Para Fernando Castro, sin embargo, la broma suprema con que obsequió a Olivier Picaud tuvo consecuencias que alteraron para siempre el curso de su historia personal. Porque unos días después de haber enviado las cartas retocadas, el heredero de Jeremías Sinclair se dio cuenta de que uno de los sobres había caído debajo de la mesa en mitad del proceso de manipulación, y por tanto no había sido puesto al correo con los demás.
Lo recogió con disgusto: si uno de los invitados no recibía la carta, su gestión como responsable de enviar las invitaciones podía quedar en entredicho, y llegar a relacionar su intervención con el cambio de fechas en las cartulinas. Así que decidió tomar la carta y llevarla personalmente a su destinatario, un tal Oskar Schmitd que se alojaba en un hotel de La Habana. Había decidido dejar la carta en la recepción del hotel, pero el azar dispuso otra cosa: al preguntar por Oskar Schmitd al conserje solícito, éste dibujó una sonrisa amable en su rostro rubicundo e hizo una seña alegre:
—Es ese caballero que acaba de entrar. ¡Señor Schmitd! Aquí preguntan por usted.
Fernando Castro vio cómo se le acercaba un hombre alto, delgado, de unos cuarenta años de edad, levemente encorvado, de ojos muy claros y mentón firme que le saludó con una inclinación de cabeza.
—¿Qué se le ofrece?
—Tengo un sobre para usted.
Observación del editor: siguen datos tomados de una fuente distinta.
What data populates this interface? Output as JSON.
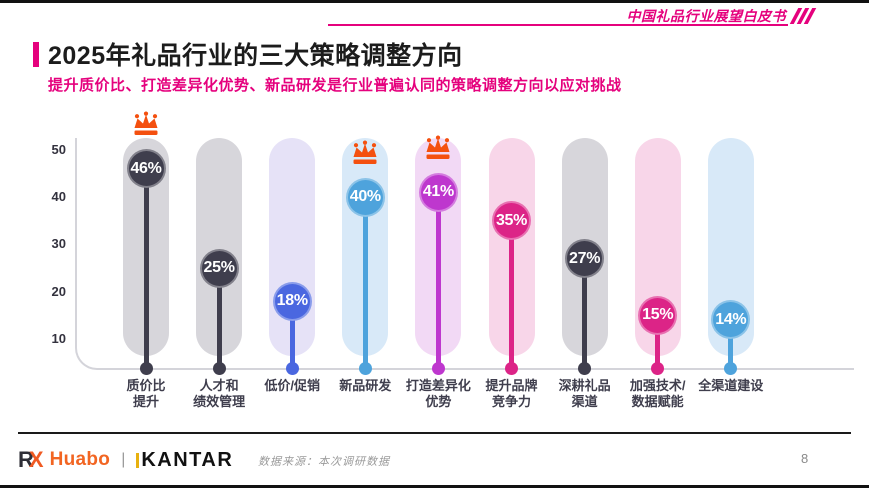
{
  "page": {
    "brand": "中国礼品行业展望白皮书",
    "title": "2025年礼品行业的三大策略调整方向",
    "subtitle": "提升质价比、打造差异化优势、新品研发是行业普遍认同的策略调整方向以应对挑战",
    "page_number": "8",
    "accent_color": "#E5017D"
  },
  "footer": {
    "logo_rx_r": "R",
    "logo_rx_x": "X",
    "logo_huabo": "Huabo",
    "logo_separator": "|",
    "logo_kantar": "KANTAR",
    "source_note": "数据来源：本次调研数据"
  },
  "chart_data": {
    "type": "bar",
    "subtype": "lollipop",
    "title": "2025年礼品行业的三大策略调整方向",
    "unit": "%",
    "yticks": [
      10,
      20,
      30,
      40,
      50
    ],
    "ylim": [
      0,
      52
    ],
    "grid": false,
    "legend_position": "none",
    "categories": [
      "质价比提升",
      "人才和绩效管理",
      "低价/促销",
      "新品研发",
      "打造差异化优势",
      "提升品牌竞争力",
      "深耕礼品渠道",
      "加强技术/数据赋能",
      "全渠道建设"
    ],
    "values": [
      46,
      25,
      18,
      40,
      41,
      35,
      27,
      15,
      14
    ],
    "series": [
      {
        "category_lines": [
          "质价比",
          "提升"
        ],
        "value": 46,
        "label": "46%",
        "crowned": true,
        "color": "#3F3E4D",
        "track_color": "#D7D6DB"
      },
      {
        "category_lines": [
          "人才和",
          "绩效管理"
        ],
        "value": 25,
        "label": "25%",
        "crowned": false,
        "color": "#3F3E4D",
        "track_color": "#D7D6DB"
      },
      {
        "category_lines": [
          "低价/促销"
        ],
        "value": 18,
        "label": "18%",
        "crowned": false,
        "color": "#4A67E0",
        "track_color": "#E6E2F7"
      },
      {
        "category_lines": [
          "新品研发"
        ],
        "value": 40,
        "label": "40%",
        "crowned": true,
        "color": "#4EA3DC",
        "track_color": "#D8E9F8"
      },
      {
        "category_lines": [
          "打造差异化",
          "优势"
        ],
        "value": 41,
        "label": "41%",
        "crowned": true,
        "color": "#BE37CE",
        "track_color": "#F2D9F5"
      },
      {
        "category_lines": [
          "提升品牌",
          "竞争力"
        ],
        "value": 35,
        "label": "35%",
        "crowned": false,
        "color": "#DC2487",
        "track_color": "#F8D6E9"
      },
      {
        "category_lines": [
          "深耕礼品",
          "渠道"
        ],
        "value": 27,
        "label": "27%",
        "crowned": false,
        "color": "#3F3E4D",
        "track_color": "#D7D6DB"
      },
      {
        "category_lines": [
          "加强技术/",
          "数据赋能"
        ],
        "value": 15,
        "label": "15%",
        "crowned": false,
        "color": "#DC2487",
        "track_color": "#F8D6E9"
      },
      {
        "category_lines": [
          "全渠道建设"
        ],
        "value": 14,
        "label": "14%",
        "crowned": false,
        "color": "#4EA3DC",
        "track_color": "#D8E9F8"
      }
    ],
    "crown_color": "#F4500F",
    "axis_color": "#D4D4DA",
    "tick_color": "#33323E"
  }
}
Lo envía el señor Olivier Picaud.
—Ah, Picaud… estoy haciendo negocios con él. Traiga, muchas gracias. ¿A quién tengo el gusto…?
—Fernando Castro. Y ahora, si me disculpa…
—Oskar Schmitd. Encantado de conocerle. Por favor, acepte un refresco… Aquí hace un calor espantoso, y yo no estoy acostumbrado a estas temperaturas. Soy alemán ¿sabe?
—Ya, pero es que tengo algunos asuntos…
—Nada que no pueda esperar, seguro. Estoy recién llegado a esta isla suya, y me siento un poco perdido. Me vendrá bien hablar con alguien que pueda darme algunos consejos, por ejemplo para combatir la canícula. Venga conmigo, haga el favor.
Sin saber cómo, Fernando Castro de Lema tuvo que dejarse arrastrar al bar del hotel por aquel desconocido tan persuasivo y, desde luego, tan simpático. Oskar Schmitd se presentó: era alemán, arquitecto y experto en paisajismo. Había estudiado y obtenido títulos en media docena de universidades de prestigio, era viajero empedernido y políglota, cultísimo y amable, de grata conversación y modales sin tacha. Una vez que hubo desgranado toda la información sobre sí mismo, recabó a su vez datos sobre su interlocutor. Animado por la simpatía que en él despertaba el extranjero, Fernando Castro habló de sus orígenes, de su condición de gallego emigrado, de sus comienzos en la isla como empleado de Jeremías Sinclair, de su ascenso a hombre de confianza primero y a propietario del negocio después. Le habló de la Sociedad de Gallegos Trasterrados, de su intención de pasar a formar parte de la directiva, y casi sin darse cuenta hasta dejó caer que profesaba muy poca simpatía a Olivier Picaud por su condición de explotador de paisanos. Oskar Schmitd le escuchó con una atención desmedida, meneando la cabeza en señal de aprobación y mesándose de vez en cuando las cejas pobladas que empezaban a encanecer.